I had a very peculiar dream the other day. A lot of the book I’ve been reading lately, about the psychological study of luck, is about letting go of your more base feelings. Anxiety and fear, hate and despair. I used to almost ritually hold onto these feelings. I’d loathe people and embrace my dislike of them. I’d see people on Facebook, even close friends, and I’d feel very jealous of them. Jealous of their successes and relationships. I would know, even as I was having these feelings, that I shouldn’t. That I should feel happy for them. But something blocked me.
Perhaps it was a difficult childhood and adolescence. Perhaps it was the naturally selfish attitude I possess. I’m not sure.
But the other day, I dreamed there was a giant light above my bed. It was a cluster of crystals, the points pointing down. As I slept, I watched all the darkness inside me flow from my body up into the light, into the shards and facets. I looked down upon myself, my mental body separate from my physical.
I saw visions of people who I had felt angry or frustrated towards. One, in particular, was an acquaintance of mine. A “model” (she takes a lot of selfies and puts them on Facebook, how this makes her a professional model I’m not sure). Every time I see one of her narcissistic, delusional updates I feel angry. I want to pull her out from this ridiculous fantasy in which she’s spun herself and the people around her. As I dreamed of her face, I no longer felt that anger at her. I felt the need, oddly, to just support her. Perhaps I’ll message her and connect with her again, perhaps not. It was a very powerful feeling of cleansing and an almost physical manifestation of what I’ve been reading about, as though something was pulling all those mental blocks I’d created for myself away.

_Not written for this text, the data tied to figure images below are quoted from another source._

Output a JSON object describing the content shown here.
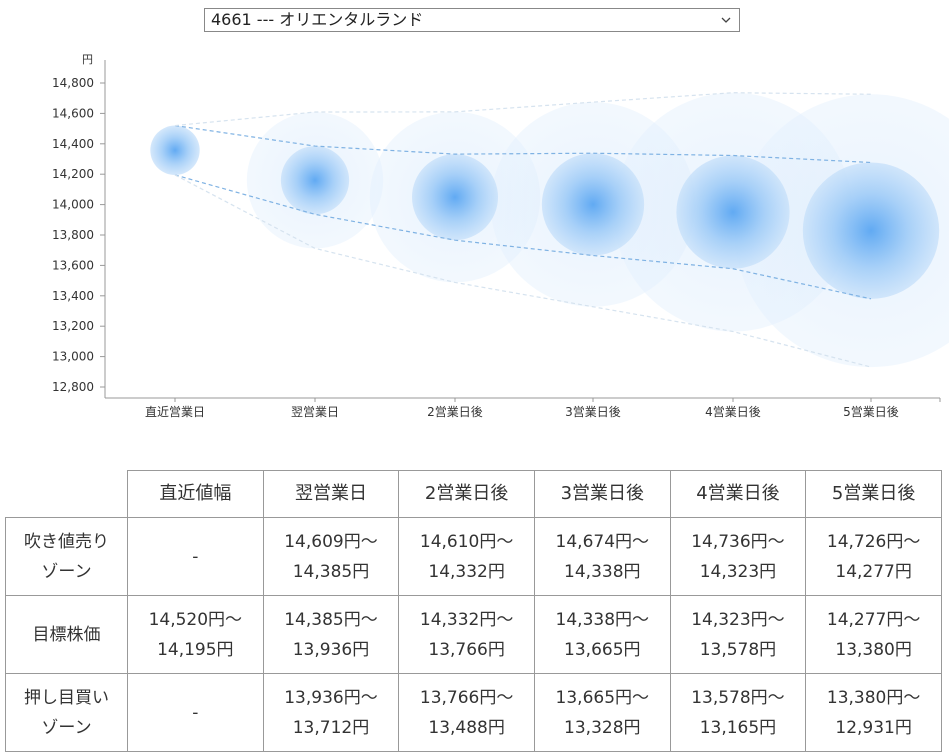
{
  "selector": {
    "value": "4661 --- オリエンタルランド"
  },
  "chart_data": {
    "type": "bubble-forecast",
    "y_unit": "円",
    "ylim": [
      12800,
      14800
    ],
    "y_ticks": [
      12800,
      13000,
      13200,
      13400,
      13600,
      13800,
      14000,
      14200,
      14400,
      14600,
      14800
    ],
    "y_tick_labels": [
      "12,800",
      "13,000",
      "13,200",
      "13,400",
      "13,600",
      "13,800",
      "14,000",
      "14,200",
      "14,400",
      "14,600",
      "14,800"
    ],
    "categories": [
      "直近営業日",
      "翌営業日",
      "2営業日後",
      "3営業日後",
      "4営業日後",
      "5営業日後"
    ],
    "target_high": [
      14520,
      14385,
      14332,
      14338,
      14323,
      14277
    ],
    "target_low": [
      14195,
      13936,
      13766,
      13665,
      13578,
      13380
    ],
    "outer_high": [
      14520,
      14609,
      14610,
      14674,
      14736,
      14726
    ],
    "outer_low": [
      14195,
      13712,
      13488,
      13328,
      13165,
      12931
    ]
  },
  "table": {
    "headers": [
      "",
      "直近値幅",
      "翌営業日",
      "2営業日後",
      "3営業日後",
      "4営業日後",
      "5営業日後"
    ],
    "rows": [
      {
        "label": [
          "吹き値売り",
          "ゾーン"
        ],
        "cells": [
          [
            "-"
          ],
          [
            "14,609円〜",
            "14,385円"
          ],
          [
            "14,610円〜",
            "14,332円"
          ],
          [
            "14,674円〜",
            "14,338円"
          ],
          [
            "14,736円〜",
            "14,323円"
          ],
          [
            "14,726円〜",
            "14,277円"
          ]
        ]
      },
      {
        "label": [
          "目標株価"
        ],
        "cells": [
          [
            "14,520円〜",
            "14,195円"
          ],
          [
            "14,385円〜",
            "13,936円"
          ],
          [
            "14,332円〜",
            "13,766円"
          ],
          [
            "14,338円〜",
            "13,665円"
          ],
          [
            "14,323円〜",
            "13,578円"
          ],
          [
            "14,277円〜",
            "13,380円"
          ]
        ]
      },
      {
        "label": [
          "押し目買い",
          "ゾーン"
        ],
        "cells": [
          [
            "-"
          ],
          [
            "13,936円〜",
            "13,712円"
          ],
          [
            "13,766円〜",
            "13,488円"
          ],
          [
            "13,665円〜",
            "13,328円"
          ],
          [
            "13,578円〜",
            "13,165円"
          ],
          [
            "13,380円〜",
            "12,931円"
          ]
        ]
      }
    ]
  }
}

Now I don’t subscribe to a lot of spiritual practice. I undoubtedly have that side of me, but a large amount of what’s out there I view with a healthy degree of skepticism.
Perhaps the dream nwas just a dream, perhaps it was something more. I don’t claim to posess the knowledge to know either way.
But what I can say is the wonderful feelings inside me now. As though years of thinking and feelin wrongly have been awept away and I can begin the new year more alive and more positive than before. Hopefully more giving and more self-assured too.
I don’t think a break at home has been more needed, more welcome or more beneficial.